Early life and education
Md. Akhtaruzzaman, the second son of Eron Banu and Abul Hashem Khan (the freedom fighters of Bangladesh in 1971), was born in Kalipur of Patharghata in Barguna. He earned Doctor of Philosophy (Ph.D.) in history from the prestigious Aligarh Muslim University in 1997. He was a Fulbright Scholar at Boston College, in the United States, where he researched "Religions in American Public Life". As a British Council Scholar at the Center for Christian Muslim Relations, Department of Theology and Religion, University of Birmingham, England, Akhtaruzzaman studied "Muslim Communities in United Kingdom". Akhtaruzzaman has a post-graduate diploma in Persian language, and completed Bachelor of Arts (honours) and Master of Arts (M.A.) in Islamic History & Culture (IHC) from the University of Dhaka, securing first position in both the academic programs. In his student life he was a resident student of Masterda Surjasen Hall at the University of Dhaka.

Professional activities 
Akhtaruzzaman led the National Committee for Textbook Crisis Resolution formed by the Government of Bangladesh in 2009 as convener. This committee recommended for free distribution of textbooks for students up to class ten, and suggested reforms in printing and supplying textbooks. He was the Convener of Textbook Printing and Distribution Oversee and Advisory Committee (2009 & 2010), Member of National Education Policy 2010 Implementation Committee and Member, National Curriculum Coordination Committee (NCCC). He has been elected as a council member of the Association of Commonwealth Universities (ACU)  following a competitive selection process.
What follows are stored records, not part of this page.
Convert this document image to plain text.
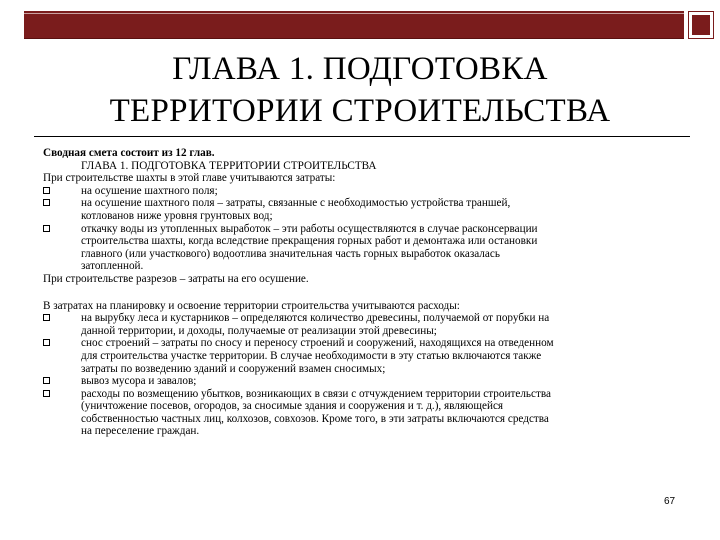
ГЛАВА 1. ПОДГОТОВКА
ТЕРРИТОРИИ СТРОИТЕЛЬСТВА
Сводная смета состоит из 12 глав.
ГЛАВА 1. ПОДГОТОВКА ТЕРРИТОРИИ СТРОИТЕЛЬСТВА
При строительстве шахты в этой главе учитываются затраты:
на осушение шахтного поля;
на осушение шахтного поля – затраты, связанные с необходимостью устройства траншей,
котлованов ниже уровня грунтовых вод;
откачку воды из утопленных выработок – эти работы осуществляются в случае расконсервации
строительства шахты, когда вследствие прекращения горных работ и демонтажа или остановки
главного (или участкового) водоотлива значительная часть горных выработок оказалась
затопленной.
При строительстве разрезов – затраты на его осушение.
В затратах на планировку и освоение территории строительства учитываются расходы:
на вырубку леса и кустарников – определяются количество древесины, получаемой от порубки на
данной территории, и доходы, получаемые от реализации этой древесины;
снос строений – затраты по сносу и переносу строений и сооружений, находящихся на отведенном
для строительства участке территории. В случае необходимости в эту статью включаются также
затраты по возведению зданий и сооружений взамен сносимых;
вывоз мусора и завалов;
расходы по возмещению убытков, возникающих в связи с отчуждением территории строительства
(уничтожение посевов, огородов, за сносимые здания и сооружения и т. д.), являющейся
собственностью частных лиц, колхозов, совхозов. Кроме того, в эти затраты включаются средства
на переселение граждан.
67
Quota reform and attack on house
A group of terrorist attacked and vandalized the historic Vice Chancellor's house of the University of Dhaka on 9 April 2018 at around 1-2:20am, and destroyed doors, windows and glasses historic furniture of the building, looted valuable belongings and historic artifacts, and burned car, households and many other materials. The attack took place while the movement for "Quota Reform" in the public service recruitment examination was happening at the University Campus.  Masked attackers verbally abused and tried to attack the vice chancellor. Later, a group of students along with some teachers protested the attack and rescued the vice chancellor.

There has been some controversy regarding the attack on 9 April as one opposition party leader alleged that the attack was carried out to divert the quota-reform movement to different direction.

On 11 April 2018 when Prime Minister of Bangladesh Sheikh Hasina announced in the parliament that all sorts of quota will be scrapped from public service,   Akhtaruzzaman also expressed solidarity with the Quota Reform Movement. However, on 8 July 2018, during the second phase of Quota Reform Protests, he compared the mode of activities of quota reform protesters with that of Islamist militant outfits, which was questioned by human rights activists and international political analysts. Following the agitations of students, Akhtaruzzaman ordered a bar on the entry of general people to Dhaka University campus which was criticized heavily by the Supreme Court Bar Association of Bangladesh.

Works
Akhtaruzzaman has written 42 research articles in journals and edited books. He has authored / edited the following  books.
 Muslim Itihastattwa (Muslim Historiography / মুসলিম ইতিহাসতত্ত্ব) (Dhaka University, 2008; second edition July 2019)
 Society and Urbanization in Medieval Bengal (Asiatic Society of Bangladesh, 2009; first reprint 2020)
 Liberation War of Bangladesh : Background and Event (edited, 2009)
 A Quest for Islamic Learning: Essays in Memory of Professor Serajul Haque (edited, 2011)
 Probandha Sankolon (Anthology of Essays) (edited)
 Islam and Moral Studies (edited, textbooks for class VI - X)
 Bangladesh and Global Studies (edited & moderated, textbook for class IX - X)

References

Living people
People from Barguna district
University of Dhaka alumni
Academic staff of the University of Dhaka
Aligarh Muslim University alumni
Vice-Chancellors of the University of Dhaka
Year of birth missing (living people)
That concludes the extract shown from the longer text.